According to CoinDesk, researchers from the University of California, Santa Barbara; the University of California, San Diego; blockchain security firm Fuzzland; and World Liberty Financial jointly published a paper warning that “LLM routers”—intermediary services positioned between users and AI models—have become a major threat to cryptocurrency asset security. The researchers discovered that 26 LLM routers are secretly injecting malicious tool calls and stealing user credentials, with one incident resulting in the complete draining of a customer’s cryptocurrency wallet worth $500,000. Additionally, by “poisoning” the router ecosystem, the researchers were able to gain control of approximately 400 downstream hosts within hours. Since sensitive data—including private keys and API credentials—is frequently transmitted in plaintext through these routers, users unknowingly expose their assets to risk.

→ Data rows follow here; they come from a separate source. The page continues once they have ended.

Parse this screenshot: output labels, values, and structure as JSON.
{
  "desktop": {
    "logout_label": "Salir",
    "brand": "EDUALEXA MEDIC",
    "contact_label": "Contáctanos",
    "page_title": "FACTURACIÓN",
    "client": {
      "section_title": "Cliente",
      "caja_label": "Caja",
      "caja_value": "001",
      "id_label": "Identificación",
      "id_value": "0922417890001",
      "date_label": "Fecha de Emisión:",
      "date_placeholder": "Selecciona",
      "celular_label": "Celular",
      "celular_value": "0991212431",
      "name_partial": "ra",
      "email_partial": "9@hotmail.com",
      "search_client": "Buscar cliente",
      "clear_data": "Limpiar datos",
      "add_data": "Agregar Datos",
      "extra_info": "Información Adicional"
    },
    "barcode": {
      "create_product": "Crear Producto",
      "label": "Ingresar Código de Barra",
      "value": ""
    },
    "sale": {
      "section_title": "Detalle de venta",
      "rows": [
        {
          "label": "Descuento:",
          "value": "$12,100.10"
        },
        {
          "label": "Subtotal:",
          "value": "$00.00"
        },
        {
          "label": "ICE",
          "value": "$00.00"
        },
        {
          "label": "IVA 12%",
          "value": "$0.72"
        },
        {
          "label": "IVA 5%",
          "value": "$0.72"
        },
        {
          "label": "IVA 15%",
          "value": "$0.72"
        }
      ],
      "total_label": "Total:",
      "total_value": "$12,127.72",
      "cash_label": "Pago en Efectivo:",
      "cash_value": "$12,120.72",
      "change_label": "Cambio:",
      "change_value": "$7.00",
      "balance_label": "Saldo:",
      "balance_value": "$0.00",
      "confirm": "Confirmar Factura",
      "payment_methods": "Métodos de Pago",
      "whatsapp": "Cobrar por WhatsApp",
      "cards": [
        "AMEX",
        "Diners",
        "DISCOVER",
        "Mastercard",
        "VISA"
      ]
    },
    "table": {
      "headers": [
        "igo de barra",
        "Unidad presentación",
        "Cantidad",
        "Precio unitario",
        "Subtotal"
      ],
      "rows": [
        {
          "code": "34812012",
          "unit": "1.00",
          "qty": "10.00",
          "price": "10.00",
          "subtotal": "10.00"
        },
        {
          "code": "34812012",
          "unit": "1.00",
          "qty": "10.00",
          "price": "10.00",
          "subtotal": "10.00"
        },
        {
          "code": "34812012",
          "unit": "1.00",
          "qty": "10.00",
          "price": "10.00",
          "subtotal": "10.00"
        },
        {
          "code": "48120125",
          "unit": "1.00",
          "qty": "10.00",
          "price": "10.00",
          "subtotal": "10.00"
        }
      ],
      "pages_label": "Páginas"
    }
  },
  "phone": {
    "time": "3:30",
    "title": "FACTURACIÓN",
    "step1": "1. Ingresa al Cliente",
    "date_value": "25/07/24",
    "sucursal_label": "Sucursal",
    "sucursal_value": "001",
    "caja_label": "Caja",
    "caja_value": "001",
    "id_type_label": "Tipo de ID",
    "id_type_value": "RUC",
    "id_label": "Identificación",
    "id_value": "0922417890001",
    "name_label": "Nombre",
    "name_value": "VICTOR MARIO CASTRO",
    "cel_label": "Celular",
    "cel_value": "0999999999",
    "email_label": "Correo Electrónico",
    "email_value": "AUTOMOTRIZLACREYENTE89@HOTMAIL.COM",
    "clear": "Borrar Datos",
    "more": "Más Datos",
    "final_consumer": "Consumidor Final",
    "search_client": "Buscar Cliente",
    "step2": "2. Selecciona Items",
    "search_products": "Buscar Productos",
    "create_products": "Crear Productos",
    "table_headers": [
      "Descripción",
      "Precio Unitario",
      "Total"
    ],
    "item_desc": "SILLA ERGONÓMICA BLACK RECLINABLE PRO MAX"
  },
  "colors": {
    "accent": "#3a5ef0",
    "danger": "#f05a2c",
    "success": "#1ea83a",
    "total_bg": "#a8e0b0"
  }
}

The researchers note that as McKinsey forecasts AI agents will mediate $3–5 trillion in global consumer commerce by 2030—and Binance founder Changpeng Zhao predicts AI agents’ payment volume will be one million times greater than that of humans—the current infrastructure’s security lags far behind the pace of industry development. The “weakest link” risk could thus trigger systemic, cascading crises.
According to CoinDesk, as North Korea’s infiltration methods targeting the cryptocurrency industry grow increasingly sophisticated, security experts point out that North Korea’s cryptocurrency theft activities differ fundamentally from those of other state-sponsored hacking groups—both in motive and methodology—making it one of the most dangerous threats facing the cryptocurrency ecosystem.